The point of rolling the Ford Edge Concept onto a stage in Los Angeles was to tell the media about the new active safety and autonomous technologies that Ford is working on. From the automaker’s current suite of safety systems, the Edge Concept is equipped with a Blind Spot Information System, Adaptive Cruise Control with Collision Warning and Brake Support, a Lane Keeping System, and Active Park Assist.

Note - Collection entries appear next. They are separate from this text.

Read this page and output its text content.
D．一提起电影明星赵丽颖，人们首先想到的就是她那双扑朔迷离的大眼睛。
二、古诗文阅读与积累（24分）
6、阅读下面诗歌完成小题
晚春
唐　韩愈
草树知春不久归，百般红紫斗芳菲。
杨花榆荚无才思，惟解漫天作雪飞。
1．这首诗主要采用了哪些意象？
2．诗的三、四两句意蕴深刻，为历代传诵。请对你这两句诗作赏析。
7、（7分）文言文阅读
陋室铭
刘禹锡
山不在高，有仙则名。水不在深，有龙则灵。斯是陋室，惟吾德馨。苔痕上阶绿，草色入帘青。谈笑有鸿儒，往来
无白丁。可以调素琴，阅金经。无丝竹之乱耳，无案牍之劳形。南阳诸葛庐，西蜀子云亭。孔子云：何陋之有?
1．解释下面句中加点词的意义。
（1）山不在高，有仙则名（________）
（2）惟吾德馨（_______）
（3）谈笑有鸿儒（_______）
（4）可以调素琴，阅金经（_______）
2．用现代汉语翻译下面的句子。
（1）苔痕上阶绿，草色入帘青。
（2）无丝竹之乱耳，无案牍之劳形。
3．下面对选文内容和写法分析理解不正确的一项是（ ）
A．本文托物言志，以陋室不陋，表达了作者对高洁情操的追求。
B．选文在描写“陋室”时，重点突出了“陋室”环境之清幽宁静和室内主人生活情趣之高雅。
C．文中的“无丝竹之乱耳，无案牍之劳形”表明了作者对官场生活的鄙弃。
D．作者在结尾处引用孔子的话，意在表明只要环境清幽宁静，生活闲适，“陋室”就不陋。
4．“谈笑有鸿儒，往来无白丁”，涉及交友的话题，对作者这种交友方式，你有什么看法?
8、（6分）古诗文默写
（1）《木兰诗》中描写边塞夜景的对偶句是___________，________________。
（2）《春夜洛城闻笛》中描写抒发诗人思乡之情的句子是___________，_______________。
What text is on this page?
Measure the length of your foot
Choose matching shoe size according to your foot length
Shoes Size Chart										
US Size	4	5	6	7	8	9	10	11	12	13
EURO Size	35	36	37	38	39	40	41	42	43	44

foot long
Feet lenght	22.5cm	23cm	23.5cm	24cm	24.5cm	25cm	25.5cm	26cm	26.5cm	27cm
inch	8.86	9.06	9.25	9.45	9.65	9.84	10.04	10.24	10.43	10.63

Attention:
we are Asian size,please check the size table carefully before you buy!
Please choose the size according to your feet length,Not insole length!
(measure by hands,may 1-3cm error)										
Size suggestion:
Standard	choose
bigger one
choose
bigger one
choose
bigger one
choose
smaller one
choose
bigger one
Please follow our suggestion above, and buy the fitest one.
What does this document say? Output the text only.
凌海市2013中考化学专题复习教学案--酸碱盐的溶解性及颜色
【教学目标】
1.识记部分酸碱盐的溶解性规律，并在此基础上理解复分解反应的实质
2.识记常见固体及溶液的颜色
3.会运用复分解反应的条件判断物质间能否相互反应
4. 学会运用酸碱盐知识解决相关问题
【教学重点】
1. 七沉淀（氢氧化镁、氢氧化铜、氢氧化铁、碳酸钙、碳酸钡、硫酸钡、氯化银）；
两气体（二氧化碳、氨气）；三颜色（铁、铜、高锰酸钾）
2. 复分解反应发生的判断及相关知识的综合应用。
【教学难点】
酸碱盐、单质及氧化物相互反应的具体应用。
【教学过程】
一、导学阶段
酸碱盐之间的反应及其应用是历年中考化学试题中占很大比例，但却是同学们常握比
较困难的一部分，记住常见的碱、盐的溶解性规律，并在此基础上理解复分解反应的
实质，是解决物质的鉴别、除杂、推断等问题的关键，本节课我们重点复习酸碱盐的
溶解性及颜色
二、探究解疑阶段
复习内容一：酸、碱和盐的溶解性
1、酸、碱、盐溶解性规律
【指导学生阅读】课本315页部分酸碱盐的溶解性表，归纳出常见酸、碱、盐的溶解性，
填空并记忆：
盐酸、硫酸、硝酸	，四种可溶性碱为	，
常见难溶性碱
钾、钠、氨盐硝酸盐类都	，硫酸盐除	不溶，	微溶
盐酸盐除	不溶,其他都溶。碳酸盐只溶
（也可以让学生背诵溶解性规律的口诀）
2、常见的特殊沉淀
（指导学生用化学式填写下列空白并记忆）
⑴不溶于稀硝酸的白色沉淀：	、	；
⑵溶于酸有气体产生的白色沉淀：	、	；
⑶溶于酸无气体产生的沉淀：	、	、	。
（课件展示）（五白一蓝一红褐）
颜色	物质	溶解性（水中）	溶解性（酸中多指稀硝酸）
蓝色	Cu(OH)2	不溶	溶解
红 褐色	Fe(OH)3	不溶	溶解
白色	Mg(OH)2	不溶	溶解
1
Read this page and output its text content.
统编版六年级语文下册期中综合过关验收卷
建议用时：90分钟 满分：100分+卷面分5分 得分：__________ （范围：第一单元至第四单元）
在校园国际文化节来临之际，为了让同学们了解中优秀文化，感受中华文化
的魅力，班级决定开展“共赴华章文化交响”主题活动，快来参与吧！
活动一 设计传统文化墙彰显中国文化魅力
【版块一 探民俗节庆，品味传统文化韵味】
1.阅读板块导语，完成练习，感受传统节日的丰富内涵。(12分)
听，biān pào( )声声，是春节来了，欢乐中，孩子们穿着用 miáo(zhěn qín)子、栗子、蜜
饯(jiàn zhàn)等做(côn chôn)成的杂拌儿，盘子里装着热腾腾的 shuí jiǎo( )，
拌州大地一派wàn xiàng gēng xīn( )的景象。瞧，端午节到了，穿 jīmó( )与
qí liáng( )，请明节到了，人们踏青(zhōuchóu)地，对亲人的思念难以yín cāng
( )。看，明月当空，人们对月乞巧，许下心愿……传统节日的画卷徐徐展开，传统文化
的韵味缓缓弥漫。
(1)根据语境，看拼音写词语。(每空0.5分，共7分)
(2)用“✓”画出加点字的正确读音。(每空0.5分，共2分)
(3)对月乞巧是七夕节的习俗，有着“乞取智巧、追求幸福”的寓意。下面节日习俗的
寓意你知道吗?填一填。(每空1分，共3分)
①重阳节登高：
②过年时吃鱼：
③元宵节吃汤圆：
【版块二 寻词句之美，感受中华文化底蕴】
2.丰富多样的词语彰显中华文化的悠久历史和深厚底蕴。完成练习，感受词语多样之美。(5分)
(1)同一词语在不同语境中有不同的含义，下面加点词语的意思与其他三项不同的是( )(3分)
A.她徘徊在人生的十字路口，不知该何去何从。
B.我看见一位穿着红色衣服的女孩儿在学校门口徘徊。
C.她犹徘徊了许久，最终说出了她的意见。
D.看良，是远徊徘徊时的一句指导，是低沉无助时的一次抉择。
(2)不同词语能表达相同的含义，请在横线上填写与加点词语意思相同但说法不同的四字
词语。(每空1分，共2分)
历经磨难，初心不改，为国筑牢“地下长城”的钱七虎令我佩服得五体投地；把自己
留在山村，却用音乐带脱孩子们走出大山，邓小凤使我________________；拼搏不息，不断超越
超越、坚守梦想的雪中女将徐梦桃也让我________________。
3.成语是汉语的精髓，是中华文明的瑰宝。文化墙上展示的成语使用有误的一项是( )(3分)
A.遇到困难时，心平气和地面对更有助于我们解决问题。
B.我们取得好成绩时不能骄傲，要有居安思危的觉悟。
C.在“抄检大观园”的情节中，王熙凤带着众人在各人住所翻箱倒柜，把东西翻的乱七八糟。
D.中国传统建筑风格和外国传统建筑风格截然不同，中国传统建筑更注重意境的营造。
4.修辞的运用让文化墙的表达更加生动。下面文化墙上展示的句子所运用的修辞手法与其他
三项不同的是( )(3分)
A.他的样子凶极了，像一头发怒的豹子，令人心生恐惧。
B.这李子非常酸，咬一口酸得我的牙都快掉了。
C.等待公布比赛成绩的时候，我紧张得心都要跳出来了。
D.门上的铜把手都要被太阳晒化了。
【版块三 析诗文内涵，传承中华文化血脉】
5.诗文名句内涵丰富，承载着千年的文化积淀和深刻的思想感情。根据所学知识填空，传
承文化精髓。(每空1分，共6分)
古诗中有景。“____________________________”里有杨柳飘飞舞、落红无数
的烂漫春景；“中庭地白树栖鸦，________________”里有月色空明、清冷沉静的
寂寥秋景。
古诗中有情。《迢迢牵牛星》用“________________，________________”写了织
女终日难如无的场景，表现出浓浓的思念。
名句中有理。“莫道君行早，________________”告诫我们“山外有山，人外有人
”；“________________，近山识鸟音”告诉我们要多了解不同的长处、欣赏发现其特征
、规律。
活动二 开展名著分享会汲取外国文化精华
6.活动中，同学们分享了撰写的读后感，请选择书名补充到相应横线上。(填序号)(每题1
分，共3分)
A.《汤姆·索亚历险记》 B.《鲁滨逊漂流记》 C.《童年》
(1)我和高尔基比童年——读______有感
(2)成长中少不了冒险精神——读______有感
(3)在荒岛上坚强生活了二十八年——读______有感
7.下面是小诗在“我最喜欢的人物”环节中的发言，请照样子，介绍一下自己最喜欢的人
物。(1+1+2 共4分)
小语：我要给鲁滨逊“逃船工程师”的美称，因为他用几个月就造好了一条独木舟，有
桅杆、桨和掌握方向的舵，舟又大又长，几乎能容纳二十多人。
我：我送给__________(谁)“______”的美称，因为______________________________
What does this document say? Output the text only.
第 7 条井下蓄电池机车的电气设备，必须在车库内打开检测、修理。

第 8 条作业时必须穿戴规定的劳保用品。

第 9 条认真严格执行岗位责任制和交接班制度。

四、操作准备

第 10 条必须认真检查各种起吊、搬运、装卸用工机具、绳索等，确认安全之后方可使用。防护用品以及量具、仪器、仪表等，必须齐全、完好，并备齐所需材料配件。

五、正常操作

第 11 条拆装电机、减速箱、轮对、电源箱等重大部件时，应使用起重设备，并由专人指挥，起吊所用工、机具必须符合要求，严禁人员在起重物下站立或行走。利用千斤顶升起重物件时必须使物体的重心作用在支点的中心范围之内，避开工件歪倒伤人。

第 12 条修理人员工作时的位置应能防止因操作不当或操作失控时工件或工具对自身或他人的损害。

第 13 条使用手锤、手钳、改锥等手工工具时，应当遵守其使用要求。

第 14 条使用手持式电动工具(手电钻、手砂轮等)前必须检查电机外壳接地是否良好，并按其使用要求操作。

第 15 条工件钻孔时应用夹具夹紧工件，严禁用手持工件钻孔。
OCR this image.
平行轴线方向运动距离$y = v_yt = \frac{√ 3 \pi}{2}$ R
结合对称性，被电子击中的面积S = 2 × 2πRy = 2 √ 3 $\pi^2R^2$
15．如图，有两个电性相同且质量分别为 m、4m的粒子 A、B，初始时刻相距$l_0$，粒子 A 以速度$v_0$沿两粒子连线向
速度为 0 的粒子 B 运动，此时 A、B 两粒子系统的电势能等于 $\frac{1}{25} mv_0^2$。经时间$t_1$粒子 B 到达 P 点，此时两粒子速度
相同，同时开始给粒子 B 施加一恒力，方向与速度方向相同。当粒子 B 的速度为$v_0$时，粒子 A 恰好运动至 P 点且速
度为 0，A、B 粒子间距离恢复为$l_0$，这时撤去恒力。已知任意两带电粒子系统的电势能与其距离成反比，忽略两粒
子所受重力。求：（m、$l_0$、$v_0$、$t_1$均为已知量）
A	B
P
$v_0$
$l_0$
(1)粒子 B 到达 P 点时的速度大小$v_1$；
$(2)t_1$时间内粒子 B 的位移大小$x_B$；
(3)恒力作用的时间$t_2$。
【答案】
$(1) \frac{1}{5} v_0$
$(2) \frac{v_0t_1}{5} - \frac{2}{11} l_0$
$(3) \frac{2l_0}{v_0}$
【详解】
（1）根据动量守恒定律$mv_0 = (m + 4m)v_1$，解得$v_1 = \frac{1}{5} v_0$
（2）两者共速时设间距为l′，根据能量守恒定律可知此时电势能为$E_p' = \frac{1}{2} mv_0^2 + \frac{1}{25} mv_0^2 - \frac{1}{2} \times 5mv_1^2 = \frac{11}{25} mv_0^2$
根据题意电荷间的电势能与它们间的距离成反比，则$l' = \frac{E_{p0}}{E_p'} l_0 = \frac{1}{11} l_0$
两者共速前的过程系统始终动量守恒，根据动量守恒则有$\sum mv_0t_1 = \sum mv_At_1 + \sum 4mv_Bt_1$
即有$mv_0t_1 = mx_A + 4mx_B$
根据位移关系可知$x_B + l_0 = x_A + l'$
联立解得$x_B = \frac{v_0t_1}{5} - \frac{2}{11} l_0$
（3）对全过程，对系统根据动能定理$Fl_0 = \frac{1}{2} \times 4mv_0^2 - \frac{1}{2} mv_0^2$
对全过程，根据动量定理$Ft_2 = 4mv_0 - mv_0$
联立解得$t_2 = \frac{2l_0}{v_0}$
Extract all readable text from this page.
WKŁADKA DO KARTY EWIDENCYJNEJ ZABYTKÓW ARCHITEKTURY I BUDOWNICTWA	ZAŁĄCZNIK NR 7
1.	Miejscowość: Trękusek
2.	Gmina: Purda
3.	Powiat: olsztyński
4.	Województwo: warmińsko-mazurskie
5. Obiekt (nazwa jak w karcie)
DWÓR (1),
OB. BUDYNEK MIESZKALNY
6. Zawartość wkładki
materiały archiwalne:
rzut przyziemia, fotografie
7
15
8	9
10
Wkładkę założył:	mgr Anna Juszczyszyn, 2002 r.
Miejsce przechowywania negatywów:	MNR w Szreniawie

New stuff includes adaptive steering, which reduces the amount of steering required and the level of steering effort at lower vehicle speeds, similar to what BMW and other automakers already provide. The Edge Concept is also equipped with obstacle avoidance technology that scans the road ahead, identifies slow-moving or stationary objects in the SUV’s path, and if the driver fails to take corrective action, automatically brakes and steers the vehicle in order to avoid a collision.
Whether or not you like the idea of autonomous technology in your next car, you can’t deny that this next feature wouldn’t be useful: Fully Assisted Parking Aid. With this system, you can pull up to a parallel or perpendicular parking space, unload your passengers, and with a push of the remote keyless fob the Edge will go ahead and park itself. It works if you’re inside the vehicle, too.
Attractive if derivative, the next-generation Ford Edge should continue the strong sales pace that the current version is setting, unless economic conditions drastically change. The new semi-autonomous technologies that Ford is working on should be appealing to a certain segment of the driving population, too. So as long as Ford successfully boost fuel economy and improves upon the current Edge model’s iffy frontal-impact crash-test scores, you’re likely looking at the next home-run crossover SUV to roll out of Dearborn.